Apple trying to break the Open Web by removing PWA functionality from iphone https://open-web-advocacy.org/blog/its-official-apple-kills-web-apps-in-the-eu/ #openweb #apple
Apple pulls out footgun.
And does not just miss a bit, but hits the heart.
For Apple to pull this stunt indicates serious problems at 1 Infinite Loop.
@shanselman Ah, PWAs circumvent Apple tax. Now it makes sense to me
@shanselman I hope Apple enjoys its massive fine.
@shanselman Sick of this BS. Apple is relaying the consequence of the EU laws that force them to do this. Expected a more nuanced view on this @shanselman.
@hanssep @shanselman Apple's petulant behaviour throughout this has been to comply with the court ruling as maliciously as possible, in order to punish the EU for having the temerity to call them on their anti-competitive behaviour. This is just another example.

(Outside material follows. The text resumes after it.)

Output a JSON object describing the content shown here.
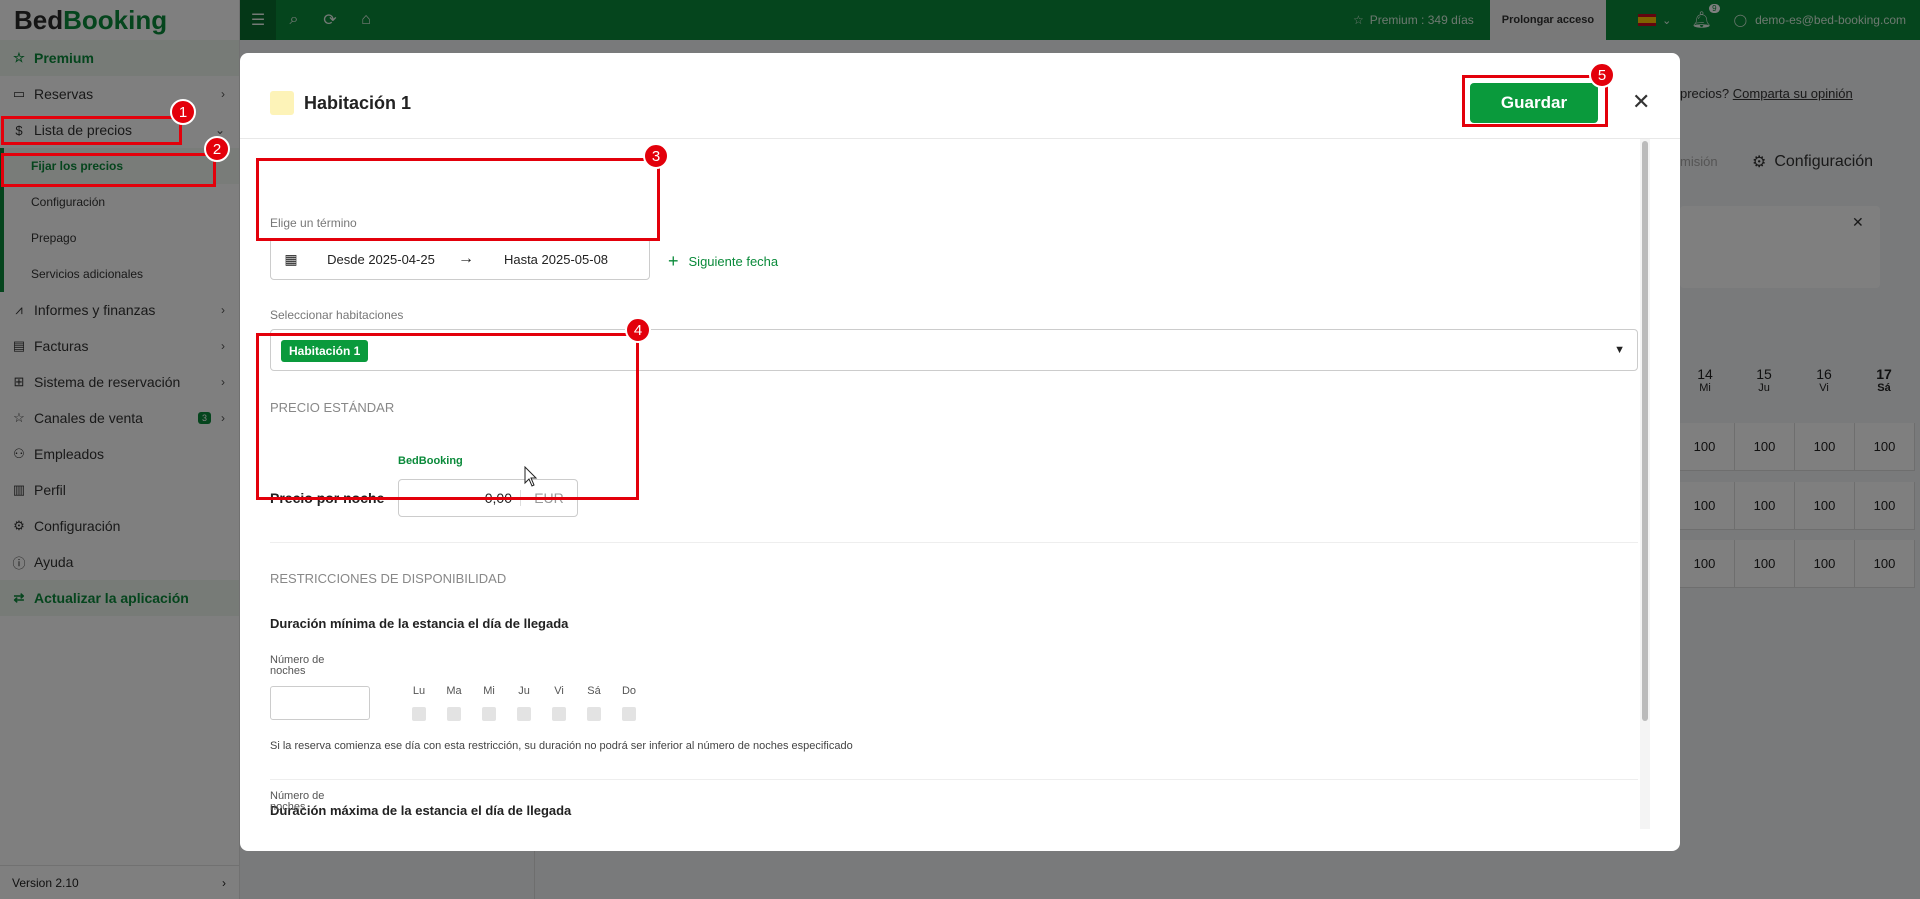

@hanssep @shanselman I am, indeed, "Sick of this BS."
@shanselman Seems like in this case they are complying with EU-specific laws? And the PWA functionality is collateral damage.
That said, iOS’ support for PWA is already abysmal.
I recently installed https://whatpwacando.today/ on latest iOS and almost nothing is supported.
@shanselman "Microsoft breaks gaming by not allowing Steam and Epic Store on Xbox". There. Same BS headline.
@shanselman Counterpoint: If you’ve worked with x-callback URLs you know WebKit has hooks into subsystems, & potential to launch and manip. most apps on iOS. Removing hooks wld break everything that uses that comm. method, incl. Shortcuts. Safari refuses to perform certain functions that Shortcuts can (meaning they are technically possible) bc Shortcuts has certain other safeguards and warnings built in.
Alternative browsers with the same access could potentially do massive damage invisibly.